監督 チャン・イーモウ 出演 チョウ・ドンユィ、 ショーン・ドウ
美しいシーンがいくつもあるが、やはり最初に見たシーンが一番印象的だ。
少女と青年が飛び石を伝って川を渡る。手をつなぐことをためらっている少女に青年が木の枝を差し出す。木の枝をはさんでの結びつき。川を渡ってからも、ふたりは枝を捨てない。両端の手が次第に近づく。青年の手が少女の手に近づいていく。そっと手に触れる。少女はそれを拒まない。手と手が触れ合って、手を握って、枝は捨てられる。この無言のクローズアップが美しい。

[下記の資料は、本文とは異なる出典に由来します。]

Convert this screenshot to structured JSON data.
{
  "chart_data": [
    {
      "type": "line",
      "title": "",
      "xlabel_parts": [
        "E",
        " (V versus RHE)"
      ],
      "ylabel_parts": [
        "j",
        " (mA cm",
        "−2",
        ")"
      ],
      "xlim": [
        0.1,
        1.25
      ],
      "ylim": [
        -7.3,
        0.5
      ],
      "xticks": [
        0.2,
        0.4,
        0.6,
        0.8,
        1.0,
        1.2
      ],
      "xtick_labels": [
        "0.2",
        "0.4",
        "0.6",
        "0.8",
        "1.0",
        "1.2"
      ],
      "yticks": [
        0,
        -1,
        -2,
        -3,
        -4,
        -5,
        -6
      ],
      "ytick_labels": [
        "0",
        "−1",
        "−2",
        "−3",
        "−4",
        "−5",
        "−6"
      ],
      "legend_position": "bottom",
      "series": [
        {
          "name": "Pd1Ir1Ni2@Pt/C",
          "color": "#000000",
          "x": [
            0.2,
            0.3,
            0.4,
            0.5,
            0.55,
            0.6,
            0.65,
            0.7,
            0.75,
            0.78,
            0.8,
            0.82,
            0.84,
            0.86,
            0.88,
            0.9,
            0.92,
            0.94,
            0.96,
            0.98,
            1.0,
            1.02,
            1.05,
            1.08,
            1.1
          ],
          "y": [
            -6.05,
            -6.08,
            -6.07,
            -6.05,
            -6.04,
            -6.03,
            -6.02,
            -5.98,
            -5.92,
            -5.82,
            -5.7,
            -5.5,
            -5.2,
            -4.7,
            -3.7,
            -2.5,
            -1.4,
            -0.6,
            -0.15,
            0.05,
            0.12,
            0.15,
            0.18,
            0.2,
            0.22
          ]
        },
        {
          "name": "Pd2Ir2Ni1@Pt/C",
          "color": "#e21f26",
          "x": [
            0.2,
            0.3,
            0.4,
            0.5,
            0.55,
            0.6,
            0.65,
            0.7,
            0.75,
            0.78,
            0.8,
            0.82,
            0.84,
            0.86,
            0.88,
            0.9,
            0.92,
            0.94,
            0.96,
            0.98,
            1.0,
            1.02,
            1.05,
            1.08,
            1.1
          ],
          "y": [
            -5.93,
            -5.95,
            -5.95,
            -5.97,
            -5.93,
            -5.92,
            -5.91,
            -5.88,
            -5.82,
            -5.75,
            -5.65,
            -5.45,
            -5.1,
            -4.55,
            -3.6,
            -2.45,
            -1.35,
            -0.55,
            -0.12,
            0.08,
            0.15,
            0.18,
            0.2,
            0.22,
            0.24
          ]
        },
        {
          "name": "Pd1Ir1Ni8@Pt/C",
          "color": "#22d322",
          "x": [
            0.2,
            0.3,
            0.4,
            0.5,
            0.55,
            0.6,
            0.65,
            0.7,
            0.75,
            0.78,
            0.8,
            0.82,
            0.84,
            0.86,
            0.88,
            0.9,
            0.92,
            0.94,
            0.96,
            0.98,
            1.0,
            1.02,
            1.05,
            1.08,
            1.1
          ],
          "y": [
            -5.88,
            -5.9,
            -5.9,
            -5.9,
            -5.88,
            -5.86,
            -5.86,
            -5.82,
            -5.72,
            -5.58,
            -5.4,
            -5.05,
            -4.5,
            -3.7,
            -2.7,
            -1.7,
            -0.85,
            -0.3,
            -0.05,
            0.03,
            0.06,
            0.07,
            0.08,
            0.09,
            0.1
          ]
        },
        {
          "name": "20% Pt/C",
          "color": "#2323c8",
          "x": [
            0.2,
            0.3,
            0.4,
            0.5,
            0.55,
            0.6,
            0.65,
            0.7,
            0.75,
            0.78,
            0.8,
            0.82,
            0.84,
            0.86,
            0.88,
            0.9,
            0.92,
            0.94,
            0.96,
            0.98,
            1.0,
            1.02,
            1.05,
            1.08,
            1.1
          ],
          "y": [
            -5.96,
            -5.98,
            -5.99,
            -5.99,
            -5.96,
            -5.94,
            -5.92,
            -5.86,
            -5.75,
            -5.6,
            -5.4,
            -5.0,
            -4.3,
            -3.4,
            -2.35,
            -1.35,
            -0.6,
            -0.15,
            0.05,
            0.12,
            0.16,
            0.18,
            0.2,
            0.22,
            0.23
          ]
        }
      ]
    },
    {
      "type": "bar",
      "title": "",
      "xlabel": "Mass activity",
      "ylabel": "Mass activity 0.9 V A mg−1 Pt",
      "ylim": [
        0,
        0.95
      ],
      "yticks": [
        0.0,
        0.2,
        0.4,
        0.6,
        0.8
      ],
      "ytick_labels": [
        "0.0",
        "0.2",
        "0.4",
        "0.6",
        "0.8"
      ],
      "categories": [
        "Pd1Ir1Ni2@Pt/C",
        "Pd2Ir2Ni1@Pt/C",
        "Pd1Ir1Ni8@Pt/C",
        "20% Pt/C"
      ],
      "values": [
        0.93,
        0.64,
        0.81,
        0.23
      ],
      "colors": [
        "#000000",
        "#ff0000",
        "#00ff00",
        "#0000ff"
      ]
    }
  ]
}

こんな純愛がいまどきあるはずがない――かもしれない。
それでは、いつなら、こういう純愛があるのか。
チャン・イーモウは、文革の嵐が吹き荒れていた1970年代を舞台にしている。これは二重の意味で驚かされる。文革はなんども映画に描かれているが、それは文革を告発するものであった。この映画も文革を告発はしているが、声高ではない。描き方が静かである。これが驚きのひとつ。そして、もうひとつは、文革の時代にも文革とは無関係(?)に恋愛があった、ということである。恋愛に「時代」は関係ない、人間はいつでも恋愛をしてしまうというのは「本能」だから当たり前なのかもしれないが、その「当たり前」を当り前ではない時代を舞台にしたところに驚いてしまう。
文革の定義(とらえ方)はいろいろあるだろうが、チャン・イーモウは、文革を「人が人を監視する」時代ととらえた。「人が人を監視する」という状況のなかで、どうやって恋愛をするか。恋愛というのは個人的なものである。他人を排除して成立するものである。ところが、文革は「人が人を監視する」ということをとおして「個人的なもの」を「ブルジョア的なもの」(走資派)として排除しようとする。恋愛がのびやかに育ちにくい状況である。
だからなのか。純愛、なのである。
そして、この純愛のように、文革の時代にも、普通の暮らしはあったのだ。純愛が、普通の暮らしの、一番純粋な暮らしにみえてくる。人は、どういうときでも「美しく」生きるものである。
その象徴的なシーンが「サンザシの洗面器」。洗面器に模様が描いてあるなんて、なんて「ブルジョア的」。だって、洗面器に絵が描いてあろうがなかろうが、洗面器の「機能」には無関係だからねえ。それでも、人は「美」を楽しむ。そして、青年はそれを見つけて、少女に「手品」をしてみせる。いいなあ。川を渡るときの小枝といい、洗面器といい、ひとはそこにあるものをつかって恋愛をする。気持ちをあらわすものなのだ。そしてそこに、必ず肉体の触れ合いがあるというのもいいなあ。
美しいものを楽しむ――といえば、少女がつくる「金魚」もいいなあ。今見れば(現在の日本から見れば)、つまらないものかもしれない。けれど、恋愛をしているときには、つまらないものなどない。すべてが美しい。すべてが「気持ち」を代弁するからだ。「無言」のなかにこそ、「ことば」がある。――というのが、純愛の必須条件かもしれない。
川をはさんで2人が歩くシーン。両岸での2人のパントマイム。――これは、まあ、テオ・アンゲロプロスの「こうのとり、たちずさんで」の川をはさんでの結婚式へのオマージュだろうね。こういう「無言」のシーンはことばがスクリーンからあふれてくるね。
それから。水遊びと自転車のシーンもいいなあ。ここでも「ことば」ははしゃぐ声だけ。それなのに、「ことば」があふれている。字幕が必要のない「ことば」、翻訳するひつようのない「ことば」。つまり、それは誰もがつかうことば、「肉体でおぼえたことば」だね。肉体関係なんて出てこないのに「肉体」の喜びがある。プラトニックとは、こういうことなのか、と思った。
思い返せば。
「紅いコーリャン」も純愛だったねえ。コン・リーが両天秤で弁当を男のところへ走って運ぶときの美しさ。それから、男がコーリャンを踏みつぶして畑の真ん中に初夜(真昼間だけれど)のベッドをつくるところ。実際のセックスをみるよりドキドキする。「肉体」の声が聞こえてくるからね。